Is your life joyful? Do you think everyone has a right to joy? How do we keep joy alive in the midst of so much sorrow in the world? Can we practice it? And what do we mean by joy as resistance? Dave and I grapple with these questions and more.
Zen Roshi Bernie Glassman said we don’t have a moment to lose on “non-joy.” Novelist Barbara Kingsolver observed, “Everywhere you look, joyful noise is clanging to drown out quiet desperation.” And Jack Gilbert insisted that we “must have the stubbornness to accept our gladness in the ruthless furnace of the world.”
I don’t know who Gilbert is or where I found this passage. But it really gets to me. Yes, the world can be a “ruthless furnace.” But the world is also full of gladness, and sometimes it takes stubbornness to accept it. Accepting gladness is not a feeling but an action, an act of resistance.
At the beginning of her “Telly Cycle” in 2008, Black poet Toi Derricote wrote, “Joy is an act of resistance.” Barbara Holmes echoed this theme in her seminal work, Joy Unspeakable: Contemplative Practices of the Black Church. I found it again in Inciting Joy by Ross Gay, who points out that “joy is not only entangled with pain, or suffering, or sorrow, but is also what emerges from how we care for each other through those things.”
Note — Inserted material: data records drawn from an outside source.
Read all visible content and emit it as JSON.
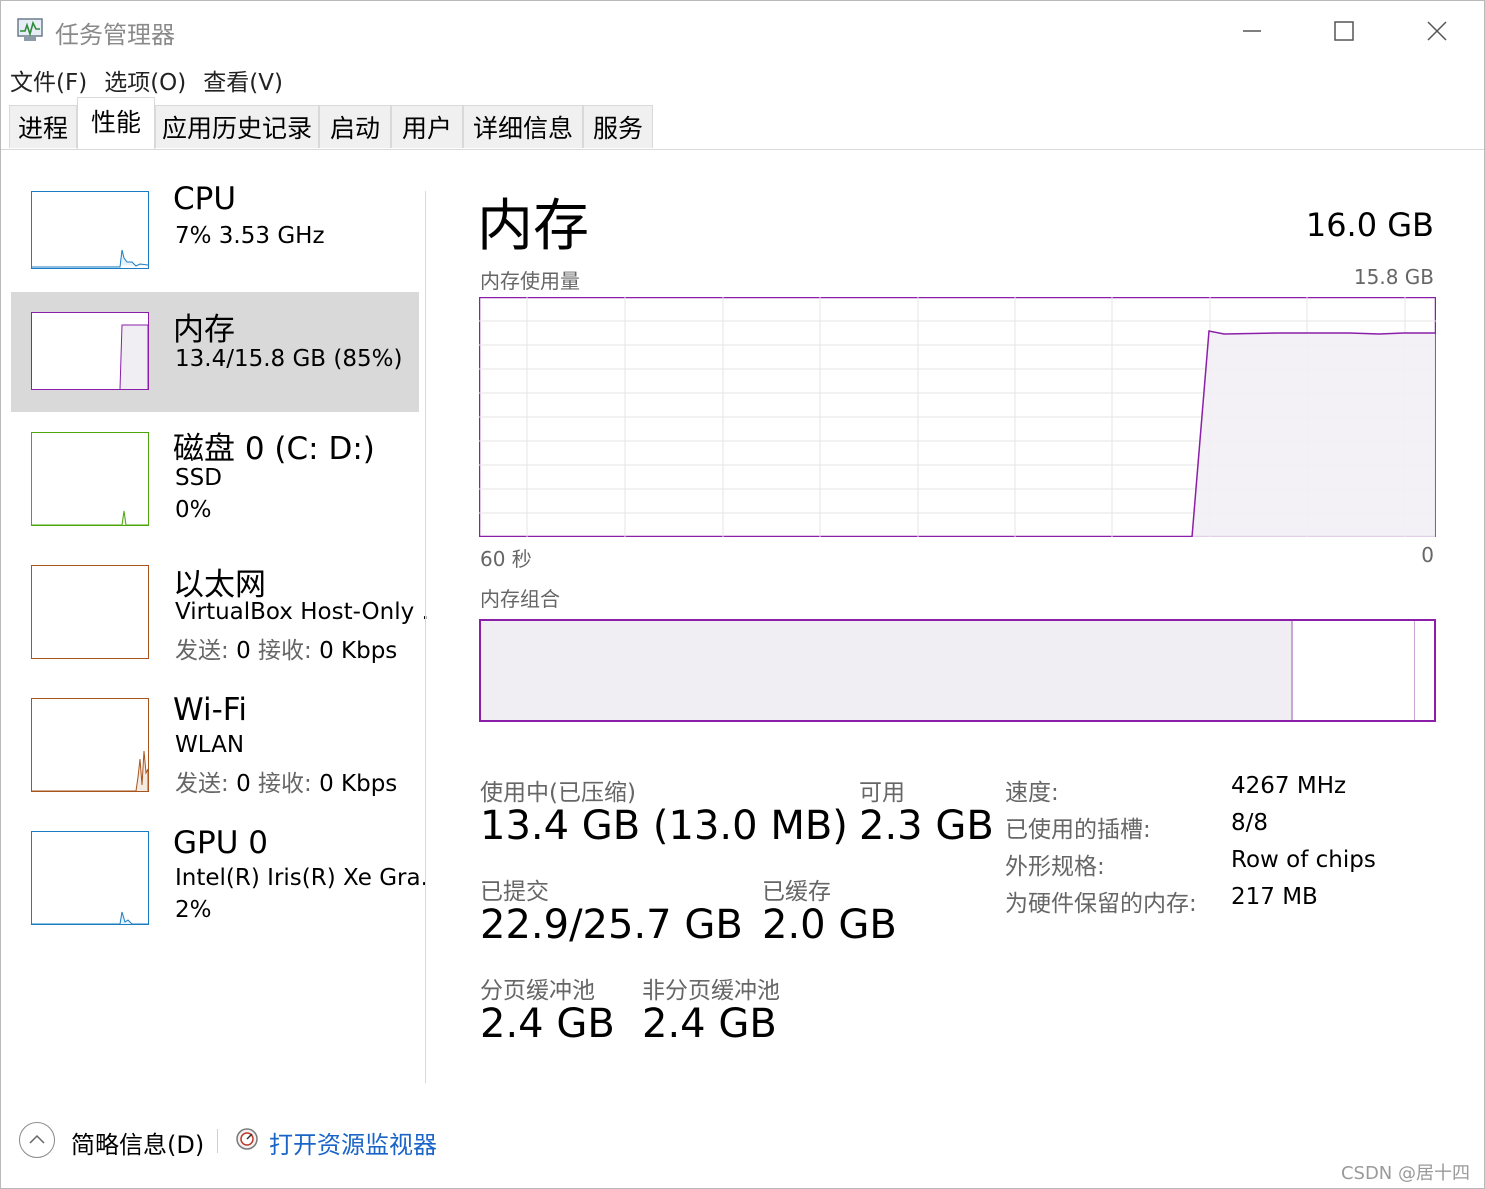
{
  "window": {
    "title": "任务管理器"
  },
  "menu": [
    "文件(F)",
    "选项(O)",
    "查看(V)"
  ],
  "tabs": [
    "进程",
    "性能",
    "应用历史记录",
    "启动",
    "用户",
    "详细信息",
    "服务"
  ],
  "active_tab": "性能",
  "sidebar": {
    "cpu": {
      "title": "CPU",
      "line1": "7%  3.53 GHz",
      "color": "#1a7dc4"
    },
    "memory": {
      "title": "内存",
      "line1": "13.4/15.8 GB (85%)",
      "color": "#8b1fa9"
    },
    "disk": {
      "title": "磁盘 0 (C: D:)",
      "line1": "SSD",
      "line2": "0%",
      "color": "#4da60c"
    },
    "ethernet": {
      "title": "以太网",
      "line1": "VirtualBox Host-Only ...",
      "send_label": "发送:",
      "send_value": "0",
      "recv_label": "接收:",
      "recv_value": "0 Kbps",
      "color": "#a7541d"
    },
    "wifi": {
      "title": "Wi-Fi",
      "line1": "WLAN",
      "send_label": "发送:",
      "send_value": "0",
      "recv_label": "接收:",
      "recv_value": "0 Kbps",
      "color": "#a7541d"
    },
    "gpu": {
      "title": "GPU 0",
      "line1": "Intel(R) Iris(R) Xe Gra...",
      "line2": "2%",
      "color": "#1a7dc4"
    }
  },
  "main": {
    "title": "内存",
    "total": "16.0 GB",
    "usage_label": "内存使用量",
    "usage_max": "15.8 GB",
    "axis_left": "60 秒",
    "axis_right": "0",
    "composition_label": "内存组合",
    "usage_fraction_used": 0.852,
    "usage_fraction_standby": 0.127,
    "stats": {
      "in_use_label": "使用中(已压缩)",
      "in_use_value": "13.4 GB (13.0 MB)",
      "available_label": "可用",
      "available_value": "2.3 GB",
      "committed_label": "已提交",
      "committed_value": "22.9/25.7 GB",
      "cached_label": "已缓存",
      "cached_value": "2.0 GB",
      "paged_label": "分页缓冲池",
      "paged_value": "2.4 GB",
      "nonpaged_label": "非分页缓冲池",
      "nonpaged_value": "2.4 GB"
    },
    "details": [
      {
        "label": "速度:",
        "value": "4267 MHz"
      },
      {
        "label": "已使用的插槽:",
        "value": "8/8"
      },
      {
        "label": "外形规格:",
        "value": "Row of chips"
      },
      {
        "label": "为硬件保留的内存:",
        "value": "217 MB"
      }
    ]
  },
  "footer": {
    "summary_label": "简略信息(D)",
    "resource_monitor_label": "打开资源监视器",
    "watermark": "CSDN @居十四"
  }
}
Then I discovered Austin Channing Brown, author of I’m Still Here: Black Dignity in a World Made for Whiteness. Her crucial insight? “We aren’t just pursuing racial justice when we are organizing or voting or protesting… we are also pursuing justice when we indulge in joy.” She continues:
I am so grateful for Ms. Derricote opening the door, thru the lens of resistance, so that I don’t work myself to death – believing that is the only way to speak truth to power…. Now I want more because my human dignity demands that I, too, experience unadulterated joy.
The Dalai Lama and Archbishop Desmond Tutu would agree. These two men have suffered some of the worst injustices of our age through apartheid in South Africa and the Chinese invasion of Tibet. But when they met in Dharamsala as old friends to celebrate the Dalai Lama’s eightieth birthday, they laughed and laughed. You can read the story in The Book of Joy, published in 2016. Or watch the film of their encounter in Mission Joy: Finding Happiness in Troubled Times on Netflix.
If you go to https://missionjoy.org/ you can access the trailer or the entire film, learn about the book and the science of joy, and find four concrete practices scientifically proven to help you feel more joy. These have worked for me throughout my entire life: kindness, gratitude, connection, and reframing, or finding the “silver lining.”
Dave and I conclude our podcast with a favorite meditation from George Bernard Shaw:
This is the true joy in life: being used for a purpose recognized as a mighty one; being a force of nature instead of a feverish, selfish little clod of ailments and grievances complaining that the world will not devote itself to making me happy. My life belongs to the whole community. As long as I live, it is my privilege to do for it whatever I can.